San Francisco Business Times, September 2, 2005
Silicon Valley Business Journal, September 9, 2005

California Attorney General Bill Lockyer has decided that cutting prescription drug prices constitutes "gouging the public." That's what he claimed last week while launching a lawsuit against 39 pharmaceutical companies for defrauding Medi-Cal. This government agency, as Lockyer's findings show, is incapable of controlling costs as well as private buyers could.

When a Medi-Cal patient goes to a pharmacy with a prescription, he usually pays nothing out of his own pocket. Instead, the pharmacy sends a claim to Medi-Cal, based on the price the pharmacy paid the drug maker, plus a markup for the pharmacy's services. Lockyer's allegation is that the price that the pharmacies paid the drug makers was significantly less than the one that pharmacies claimed from Medi-Cal.
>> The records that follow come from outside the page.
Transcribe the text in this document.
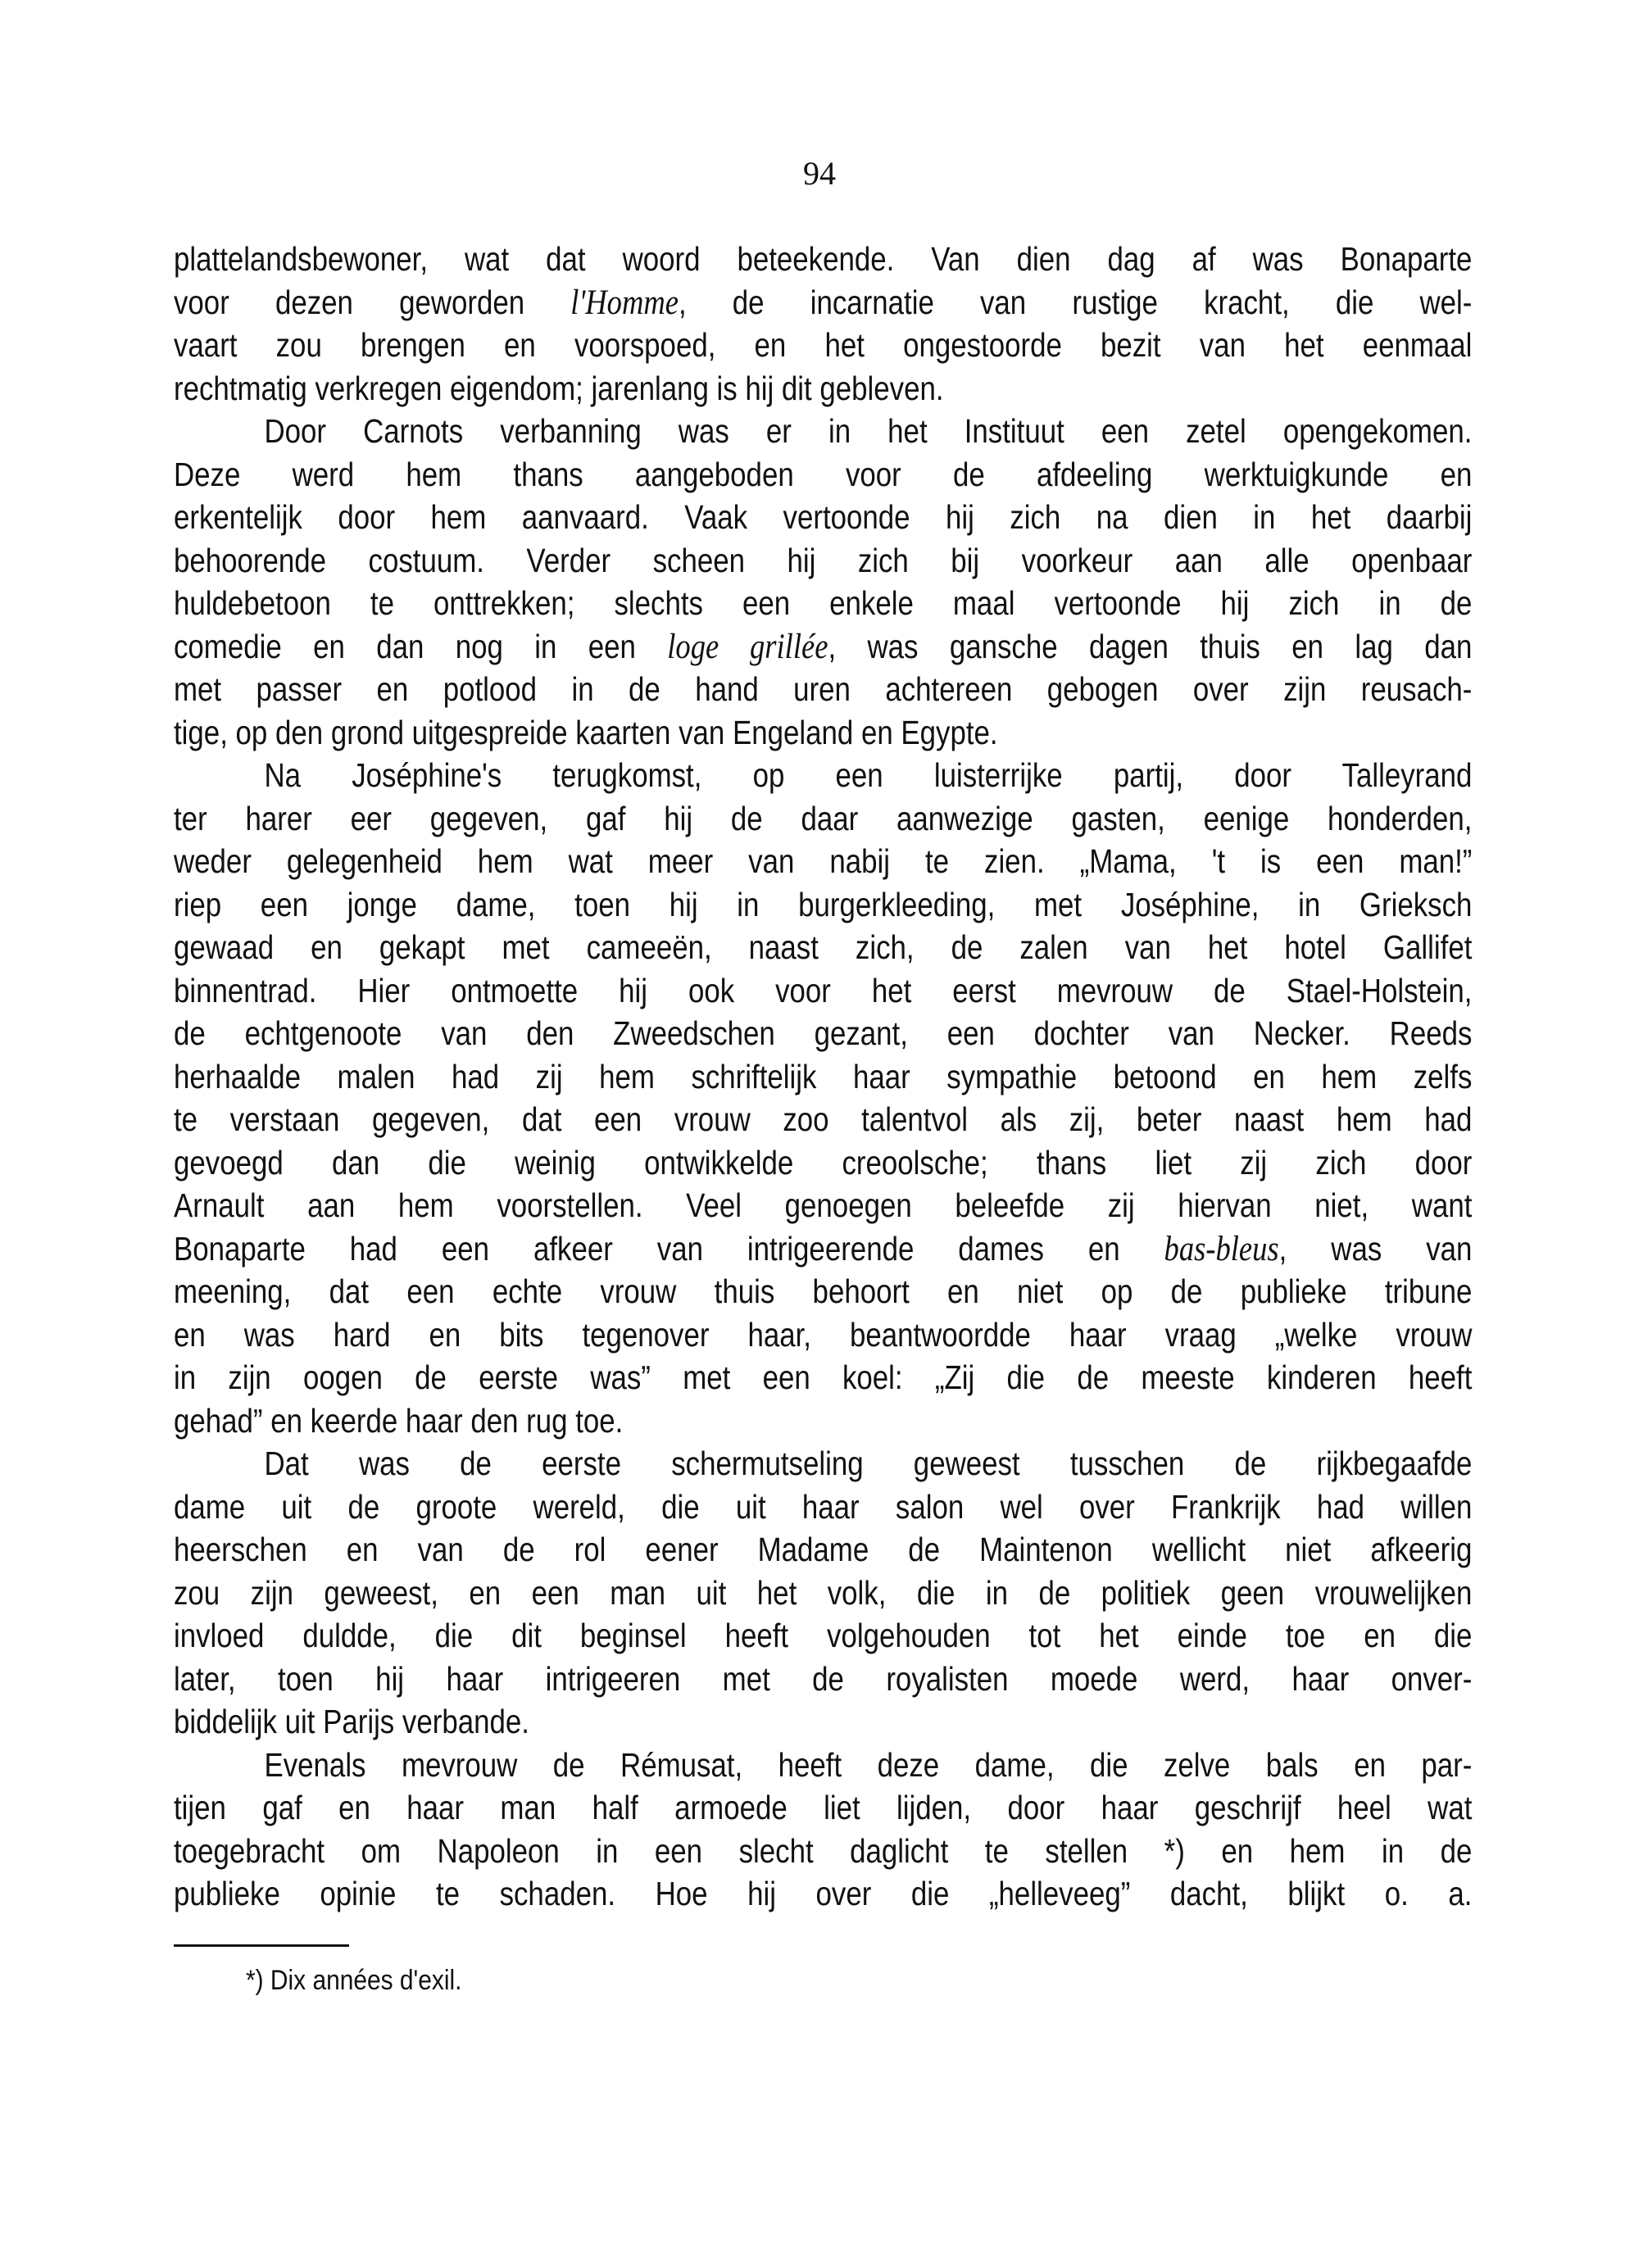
94
plattelandsbewoner, wat dat woord beteekende. Van dien dag af was Bonaparte
voor dezen geworden l'Homme, de incarnatie van rustige kracht, die wel-
vaart zou brengen en voorspoed, en het ongestoorde bezit van het eenmaal
rechtmatig verkregen eigendom; jarenlang is hij dit gebleven.
Door Carnots verbanning was er in het Instituut een zetel opengekomen.
Deze werd hem thans aangeboden voor de afdeeling werktuigkunde en
erkentelijk door hem aanvaard. Vaak vertoonde hij zich na dien in het daarbij
behoorende costuum. Verder scheen hij zich bij voorkeur aan alle openbaar
huldebetoon te onttrekken; slechts een enkele maal vertoonde hij zich in de
comedie en dan nog in een loge grillée, was gansche dagen thuis en lag dan
met passer en potlood in de hand uren achtereen gebogen over zijn reusach-
tige, op den grond uitgespreide kaarten van Engeland en Egypte.
Na Joséphine's terugkomst, op een luisterrijke partij, door Talleyrand
ter harer eer gegeven, gaf hij de daar aanwezige gasten, eenige honderden,
weder gelegenheid hem wat meer van nabij te zien. „Mama, 't is een man!”
riep een jonge dame, toen hij in burgerkleeding, met Joséphine, in Grieksch
gewaad en gekapt met cameeën, naast zich, de zalen van het hotel Gallifet
binnentrad. Hier ontmoette hij ook voor het eerst mevrouw de Stael-Holstein,
de echtgenoote van den Zweedschen gezant, een dochter van Necker. Reeds
herhaalde malen had zij hem schriftelijk haar sympathie betoond en hem zelfs
te verstaan gegeven, dat een vrouw zoo talentvol als zij, beter naast hem had
gevoegd dan die weinig ontwikkelde creoolsche; thans liet zij zich door
Arnault aan hem voorstellen. Veel genoegen beleefde zij hiervan niet, want
Bonaparte had een afkeer van intrigeerende dames en bas-bleus, was van
meening, dat een echte vrouw thuis behoort en niet op de publieke tribune
en was hard en bits tegenover haar, beantwoordde haar vraag „welke vrouw
in zijn oogen de eerste was” met een koel: „Zij die de meeste kinderen heeft
gehad” en keerde haar den rug toe.
Dat was de eerste schermutseling geweest tusschen de rijkbegaafde
dame uit de groote wereld, die uit haar salon wel over Frankrijk had willen
heerschen en van de rol eener Madame de Maintenon wellicht niet afkeerig
zou zijn geweest, en een man uit het volk, die in de politiek geen vrouwelijken
invloed duldde, die dit beginsel heeft volgehouden tot het einde toe en die
later, toen hij haar intrigeeren met de royalisten moede werd, haar onver-
biddelijk uit Parijs verbande.
Evenals mevrouw de Rémusat, heeft deze dame, die zelve bals en par-
tijen gaf en haar man half armoede liet lijden, door haar geschrijf heel wat
toegebracht om Napoleon in een slecht daglicht te stellen *) en hem in de
publieke opinie te schaden. Hoe hij over die „helleveeg” dacht, blijkt o. a.
*) Dix années d'exil.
Federal law forces drug makers to give their biggest discounts to government programs like Medicaid. The list price, usually called Average Wholesale Price (AWP), has become known in the trade as "Ain't What's Paid" as it has drifted higher to compensate for government interference in drug pricing. If a pharmacy pays a drug maker AWP minus 20 percent, but can charge Medi-Cal AWP minus 15 percent, it earns a nice spread beyond the dispensing fee.

If the allegations are true, it was the pharmacies that made money, but the attorney general is not going after them. As an elected politician, the state's chief lawman has to choose his victims carefully. Pharmacies are often small local businesses and the neighborhood pharmacist is a trusted health professional. Drug makers, however, are Big Business, obviously profitable, disdainful of competition and, best of all, mostly headquartered far from California.

Distorted competition
Of course, there has been no "gouging" going on. There has simply been competition distorted by government policy so that its benefits have not flowed to patients. This is not a problem that litigation is going to solve. Instead, it requires re-organizing the cash flow so that the money goes to Medi-Cal patients, not the pharmacies or the pharmaceutical manufacturers, and allowing them to keep some of the savings from shopping around.

Unlike government bureaucrats, patients won't pay $9.78 for saline solution that they can buy elsewhere for 95 cents. Nor will they pay $804.70 for pills that they can buy elsewhere for $33.85. Attorney General Lockyer helpfully provided both these examples in his press release.

The attorney general should go after the drug companies if they broke the law, but to fix the system will require targeting the government bureaucracy that is driving the problems. This is not a complicated matter.

Hand over the money
Privately insured patients now have more control over their health-care dollars through Health Savings Accounts (HSAs), which the federal government authorized starting in January 2004. Some states, such as South Carolina and Colorado, are starting to give control of Medicaid resources to Medicaid beneficiaries.

It's time for Medi-Cal to move in the same direction. Get health-care dollars out of the hands of the government, and into the hands of the patients. Both patients and taxpayers will win.